Materiał na ten artykuł ułożył się sam. Albo z innej beczki: przyszedł na niego czas tu i teraz. Dziś o filmach i scenariuszach. Każdemu laikowi oraz stroniącemu od szklanych ekranów czytelnikowi dziękujemy. Prowokacyjnie. Może się okazać, że warto było zostać do końca.

Każdy z nas lubi oglądać jakieś produkcje. Uciekamy przez to w inny świat, przeżywamy emocje, identyfikujemy się z bohaterami fabuły i scenariusza. Zawsze jest jakaś historia, którą albo „kupimy”, albo nie. Są gusta i guściki. Postawiliśmy ciekawą tezę: film jako ucieczka w inny świat. Jak to się dzieje? Wyłączamy świadomy obraz świata w miejscu, w którym coś oglądamy i wchodzimy myślami w świat, który oglądamy. I tu mała uwaga: prawdopodobnie coś podobnego dzieje się tu i teraz, gdy czytasz ten tekst. Starasz się w głowie wyobrazić sobie wszystko to, co czytasz i jakby nie było – szukasz własnych doświadczeń w życiu by to zrozumieć.

Ludzie pójdą do kina obejrzeć film „na surowo”, czyli bez zapowiedzi i informacji o scenariuszu pójdą „na żywioł” by poczuć zaskoczenie i grad emocji, gdy w każdej chwili możliwych jest wiele rozwiązań. Kiedy znamy choćby część fabuły, możemy stworzyć w głowie gotowy, własny scenariusz tego, co dopiero będzie. To nasze oczekiwania. Świetna sprawa, jeśli wszystko uda się zgodnie z przewidywaniami. Gorzej, jeśli efekty będą inne. Emocje negatywne gwarantowane.

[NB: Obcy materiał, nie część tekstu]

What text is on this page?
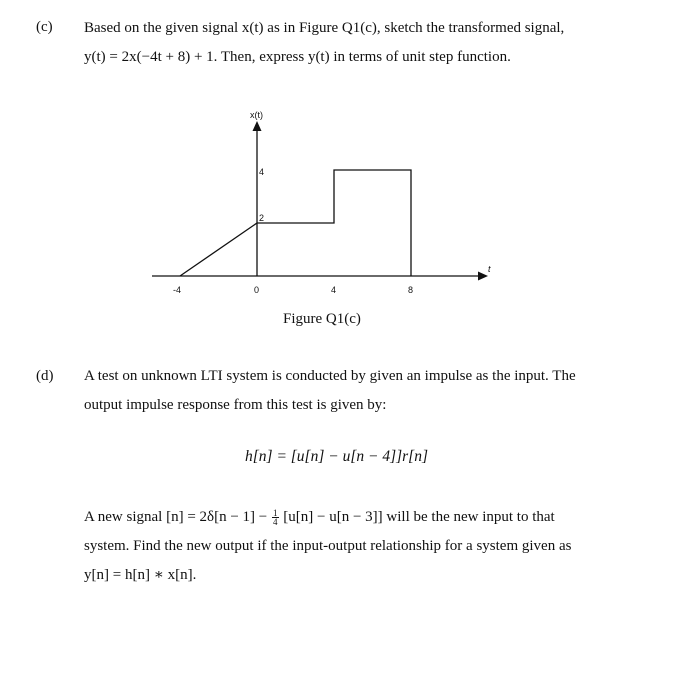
(c) Based on the given signal x(t) as in Figure Q1(c), sketch the transformed signal,
y(t) = 2x(−4t + 8) + 1. Then, express y(t) in terms of unit step function.
x(t)
t
-4	0	4	8
4
2
Figure Q1(c)
(d) A test on unknown LTI system is conducted by given an impulse as the input. The
output impulse response from this test is given by:
h[n] = [u[n] − u[n − 4]]r[n]
A new signal $[n] = 2\delta[n - 1] - \frac{1}{4} [u[n] - u[n - 3]]$ will be the new input to that
system. Find the new output if the input-output relationship for a system given as
y[n] = h[n] ∗ x[n].
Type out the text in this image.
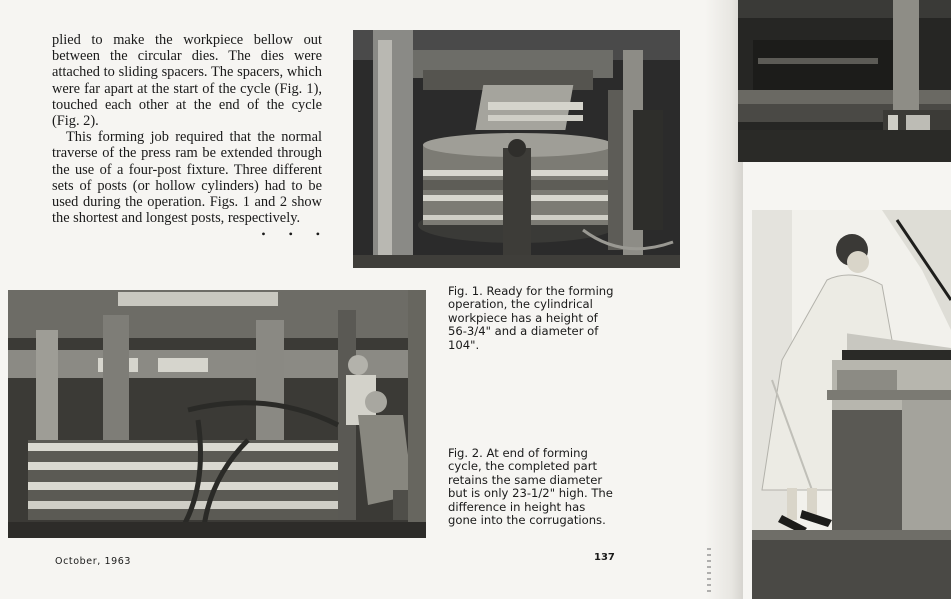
plied to make the workpiece bellow out between the circular dies. The dies were attached to sliding spacers. The spacers, which were far apart at the start of the cycle (Fig. 1), touched each other at the end of the cycle (Fig. 2).

This forming job required that the normal traverse of the press ram be extended through the use of a four-post fixture. Three different sets of posts (or hollow cylinders) had to be used during the operation. Figs. 1 and 2 show the shortest and longest posts, respectively.
• • •

Fig. 1. Ready for the forming operation, the cylindrical workpiece has a height of 56-3/4" and a diameter of 104".

Fig. 2. At end of forming cycle, the completed part retains the same diameter but is only 23-1/2" high. The difference in height has gone into the corrugations.

October, 1963	137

Zupełnie tak, jak w życiu. Janek nie pójdzie na zabawę do klubu, bo tam może przyjść Michał, z którym się pokłócili niedawno. Nie wie, co będzie, ale zakłada, że przyjdzie. Bzdury na resorach, ale już czujemy zatracenie kontaktu z rzeczywistością, prawda? Dzwoni Andrzej do Moniki i zaprasza ją na spotkanie. Ona wypytuje go i magluje co będą robić. On koniec końców mówi jej wszystko. Kolejne brednie. Monka ułożyła sobie scenariusz spotkania, na którym jeszcze nie była i zanim ono się odbyło, ona uznała, iż nie ma sensu się z Andrzejem spotykać, bo to, to to…Wirtualny świat kłania się w najlepsze. Czy większość z nas nie robi tego właściwie codziennie?

film

Najlepszymi reżyserami w filmie są rodzice. Decydują się na stworzenie większej gromadki własnej. Kiedy pojawiają się już młodzi ludzie na świecie, dorośli już układają im ich plan na życie. Gotowy scenariusz. Jestem prawnikiem to moje dziecko także nim zostanie. Bo tradycja musi być kontynuowana. Matka jest lekarzem, to jej córka także założy kiedyś biały fartuch, ponieważ tak trzeba. Problem z tym, kiedy oczekiwania związane ze scenariuszem się nie spełniają. Kiedy to wychodzi? W wielu momentach. Najczęściej przy kłótniach, kiedy coś się dzieciom zakazuje, nakazuje, kiedy odbiera się im możliwość popełnienia własnych błędów i wyciągnięcia z nich wniosków.

Czytający rodzice mogą po tym materiale wpaść w lekką nostalgię i zasmucenie. To dobrze. W życiu potrzebne są chwile zatrzymania, przemyślenia i ruszenia do przodu z inną strategią. Czasami lepiej jest pozwolić innym być. Niekoniecznie akceptować wszystko. Jest jednak pocieszenie. W kinie czy przed telewizorem nie ma wyjścia. Trzeba zaakceptować to, na co patrzymy. W życiu – okazuje się mocno wirtualnym – mamy możliwości podejmowania decyzji, naprawiania własnych błędów. Część z  ludzi się obudzi. A pozostali? Czas pokaże.